De vader heeft verder onweersproken gesteld dat de moeder ondanks zijn pogingen daartoe weigert het gesprek aan te gaan omtrent de perikelen rondom de huidige zorgregeling. Aangaande de communicatie tussen de ouders stelt de rechtbank daarmee vast dat deze dusdanig gebrekkig is dat deze eveneens aan een verhuizing van de moeder in de weg staat. Door de verhuizing worden de ouders immers genoodzaakt om meer met elkaar te gaan communiceren, nu de verhuizing gevolgen zal hebben voor de wisselmomenten en de frequentie van de contacten met de vader en de kinderen en het verschil in afstand tussen de voorgenomen woonplaats van de moeder en de woonplaats van de vader zodanig wordt vergroot dat de huidige communicatie daarin een belemmerende factor kan zijn.
5.6.
Daar komt nog bij dat de rechtbank in de door de moeder aangedragen argumenten onvoldoende noodzaak ziet voor de voorgenomen verhuizing.

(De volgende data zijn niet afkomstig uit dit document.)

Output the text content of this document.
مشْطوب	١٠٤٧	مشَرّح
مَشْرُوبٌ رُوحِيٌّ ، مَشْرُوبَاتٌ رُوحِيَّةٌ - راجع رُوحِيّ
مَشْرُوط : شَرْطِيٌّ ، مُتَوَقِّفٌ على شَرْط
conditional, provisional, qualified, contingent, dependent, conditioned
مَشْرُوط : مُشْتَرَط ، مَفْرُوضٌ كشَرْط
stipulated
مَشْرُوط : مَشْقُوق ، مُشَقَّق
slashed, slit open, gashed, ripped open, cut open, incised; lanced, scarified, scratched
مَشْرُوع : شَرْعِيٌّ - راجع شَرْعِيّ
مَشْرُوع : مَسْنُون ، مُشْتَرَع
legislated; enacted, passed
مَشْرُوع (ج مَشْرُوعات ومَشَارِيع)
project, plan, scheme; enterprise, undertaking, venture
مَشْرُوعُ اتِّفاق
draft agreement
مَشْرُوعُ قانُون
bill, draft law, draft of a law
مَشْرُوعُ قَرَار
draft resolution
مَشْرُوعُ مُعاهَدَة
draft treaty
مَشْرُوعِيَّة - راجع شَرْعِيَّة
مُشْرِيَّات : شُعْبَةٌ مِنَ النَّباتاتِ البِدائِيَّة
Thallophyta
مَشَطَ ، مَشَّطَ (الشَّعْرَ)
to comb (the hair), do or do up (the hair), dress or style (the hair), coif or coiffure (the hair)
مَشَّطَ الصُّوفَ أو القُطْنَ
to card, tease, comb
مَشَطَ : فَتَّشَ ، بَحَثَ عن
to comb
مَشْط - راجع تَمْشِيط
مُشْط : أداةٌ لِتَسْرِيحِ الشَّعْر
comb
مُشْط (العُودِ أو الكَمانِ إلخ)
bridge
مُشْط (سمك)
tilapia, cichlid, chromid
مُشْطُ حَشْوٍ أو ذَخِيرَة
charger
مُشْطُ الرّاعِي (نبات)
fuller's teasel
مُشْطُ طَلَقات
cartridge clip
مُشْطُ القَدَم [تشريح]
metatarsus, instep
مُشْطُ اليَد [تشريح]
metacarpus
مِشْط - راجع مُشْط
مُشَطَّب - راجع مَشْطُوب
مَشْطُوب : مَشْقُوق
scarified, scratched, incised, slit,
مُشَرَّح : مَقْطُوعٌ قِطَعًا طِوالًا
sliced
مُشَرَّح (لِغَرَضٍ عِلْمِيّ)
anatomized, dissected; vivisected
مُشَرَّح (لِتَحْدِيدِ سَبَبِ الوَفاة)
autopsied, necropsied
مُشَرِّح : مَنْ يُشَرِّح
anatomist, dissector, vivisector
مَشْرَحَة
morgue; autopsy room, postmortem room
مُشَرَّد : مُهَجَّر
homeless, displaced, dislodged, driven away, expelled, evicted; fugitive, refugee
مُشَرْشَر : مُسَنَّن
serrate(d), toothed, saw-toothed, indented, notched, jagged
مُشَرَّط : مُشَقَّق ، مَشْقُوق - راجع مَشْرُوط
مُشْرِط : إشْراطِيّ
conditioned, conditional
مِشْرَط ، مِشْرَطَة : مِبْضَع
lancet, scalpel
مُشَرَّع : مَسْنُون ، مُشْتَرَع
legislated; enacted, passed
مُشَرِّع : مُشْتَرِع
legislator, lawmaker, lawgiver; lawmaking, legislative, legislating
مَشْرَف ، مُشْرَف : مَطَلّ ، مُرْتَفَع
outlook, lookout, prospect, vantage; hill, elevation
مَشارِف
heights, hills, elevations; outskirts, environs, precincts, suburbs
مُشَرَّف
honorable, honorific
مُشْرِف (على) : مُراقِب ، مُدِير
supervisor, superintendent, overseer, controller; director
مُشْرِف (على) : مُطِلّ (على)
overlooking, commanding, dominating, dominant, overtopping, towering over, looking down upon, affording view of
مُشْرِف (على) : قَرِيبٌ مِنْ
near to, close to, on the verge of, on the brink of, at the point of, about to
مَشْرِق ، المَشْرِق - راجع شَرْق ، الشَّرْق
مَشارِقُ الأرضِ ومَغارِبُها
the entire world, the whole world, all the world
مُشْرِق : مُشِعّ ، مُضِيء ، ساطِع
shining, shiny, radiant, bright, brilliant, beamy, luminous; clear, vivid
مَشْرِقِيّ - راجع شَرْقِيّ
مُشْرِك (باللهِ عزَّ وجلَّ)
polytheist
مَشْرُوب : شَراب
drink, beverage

Hetgeen de moeder heeft aangevoerd omtrent de door haar ervaren gevoelens van onveiligheid in de relatie tot de vader is door de vader gemotiveerd bestreden, nu hij onweersproken heeft gesteld dat nergens uit is gebleken dat de door de moeder gestelde dreigementen hebben plaatsgevonden en – mocht dit niettemin het geval zijn – hij daar invloed of bemoeienis noch enige rol van betekenis in heeft gehad. De noodzaak om als mantelzorger te fungeren voor haar schoonouders is door de moeder niet nader onderbouwd. Hoewel wens van de moeder om in dezelfde stad als haar andere kinderen en haar familie te wonen begrijpelijk is, weegt dit – mede met inachtneming van hetgeen hiervoor is overwogen – niet op tegen het belang van de kinderen op regelmatig contact met de vader en hun belang verder op te groeien in de omgeving waarin zij zijn geworteld. De kinderen zijn immers geboren in [woonplaats] en hebben hier hun hele leven gewoond. Zij gaan in [woonplaats] naar school en hebben in deze stad hun sociale contacten en meerdere familieleden wonen met wie zij een goede band hebben.
5.7.
Alles tegen elkaar afwegende is de rechtbank van oordeel dat het belang van de vader en de kinderen bij niet verhuizen zwaarder weegt dan het belang van de moeder om met de kinderen naar [plaats] te verhuizen. De rechtbank zal het verzoek van de moeder daarom afwijzen.

6.De beslissing

De rechtbank:
wijst af het verzoek.
Deze beschikking is gegeven door mr. P.H.J. Frénay, kinderrechter, en in het openbaar uitgesproken in tegenwoordigheid van de griffier op 11 februari 2021.
SJ
Tegen deze beschikking kan - uitsluitend door tussenkomst van een advocaat - hoger beroep worden ingesteld bij het gerechtshof te 's-Hertogenbosch:
a. door de verzoekende partij en degenen aan wie een afschrift van de beschikking (vanwege de griffier) is verstrekt of verzonden, binnen 3 maanden na de dag van de uitspraak;
b. door andere belanghebbenden binnen 3 maanden na betekening daarvan of nadat de beschikking hun op andere wijze bekend is geworden.